So, I made this class so that I can crawl on-demand using Scrapy:
from scrapy import signals
from scrapy.crawler import CrawlerProcess, Crawler
from scrapy.settings import Settings
class NewsCrawler(object):
def __init__(self, spiders=[]):
self.spiders = spiders
self.settings = Settings()
def crawl(self, start_date, end_date):
crawled_items = []
def add_item(item):
crawled_items.append(item)
process = CrawlerProcess(self.settings)
for spider in self.spiders:
crawler = Crawler(spider, self.settings)
crawler.signals.connect(add_item, signals.item_scraped)
process.crawl(crawler, start_date=start_date, end_date=end_date)
process.start()
return crawled_items
Basically, I have a long running process and I will call the above class' crawl
method multiple times, like this:
import time
crawler = NewsCrawler(spiders=[Spider1, Spider2])
while True:
items = crawler.crawl(start_date, end_date)
# do something with crawled items ...
time.sleep(3600)
The problem is, the second time crawl
being called, this error will occurs: twisted.internet.error.ReactorNotRestartable
.
From what I gathered, it's because reactor can't be run after it's being stopped.
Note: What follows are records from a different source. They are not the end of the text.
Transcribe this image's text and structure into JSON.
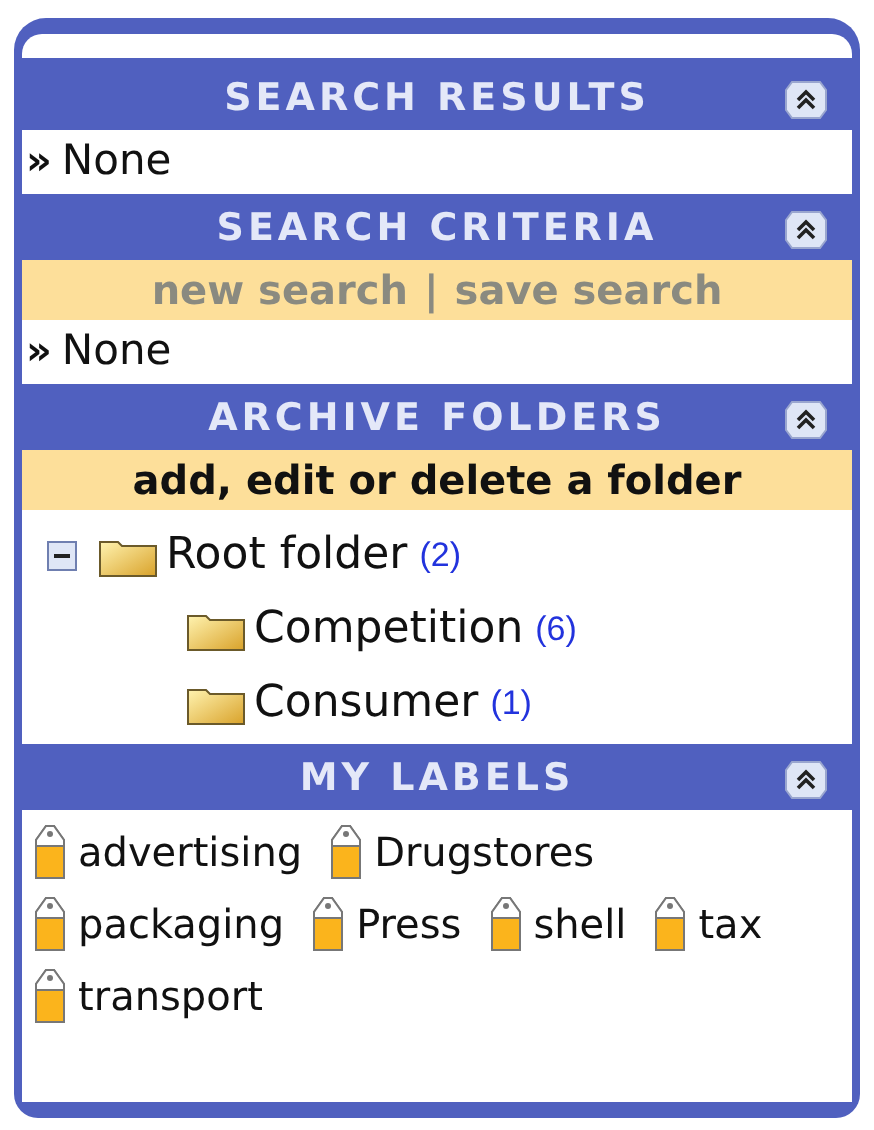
{
  "sections": [
    {
      "title": "SEARCH RESULTS",
      "expanded": true,
      "kind": "list",
      "items": [
        {
          "marker": "»",
          "text": "None"
        }
      ]
    },
    {
      "title": "SEARCH CRITERIA",
      "expanded": true,
      "kind": "list",
      "actions": [
        {
          "label": "new search",
          "disabled": true
        },
        {
          "label": "save search",
          "disabled": true
        }
      ],
      "separator": "|",
      "items": [
        {
          "marker": "»",
          "text": "None"
        }
      ]
    },
    {
      "title": "ARCHIVE FOLDERS",
      "expanded": true,
      "kind": "tree",
      "actions": [
        {
          "label": "add, edit or delete a folder",
          "disabled": false
        }
      ],
      "tree": [
        {
          "name": "Root folder",
          "count": "(2)",
          "expanded": true,
          "children": [
            {
              "name": "Competition",
              "count": "(6)"
            },
            {
              "name": "Consumer",
              "count": "(1)"
            }
          ]
        }
      ]
    },
    {
      "title": "MY LABELS",
      "expanded": true,
      "kind": "labels",
      "labels": [
        "advertising",
        "Drugstores",
        "packaging",
        "Press",
        "shell",
        "tax",
        "transport"
      ]
    }
  ]
}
Is there any workaround for that?
Thanks!
This is a limitation of scrapy(twisted) at the moment and makes it hard using scrapy as a lib.
What you can do is fork a new process which runs the crawler and stops the reactor when the crawl is finished. You can then wait for join and spawn a new process after the crawl has finished. If you want to handle the items in your main thread you can post the results to a Queue. I would recommend using a customized pipelines for your items though.
Have a look at the following answer by me: https://stackoverflow.com/a/22202877/2208253
You should be able to apply the same principles. But you would rather use multiprocessing instead of billiard.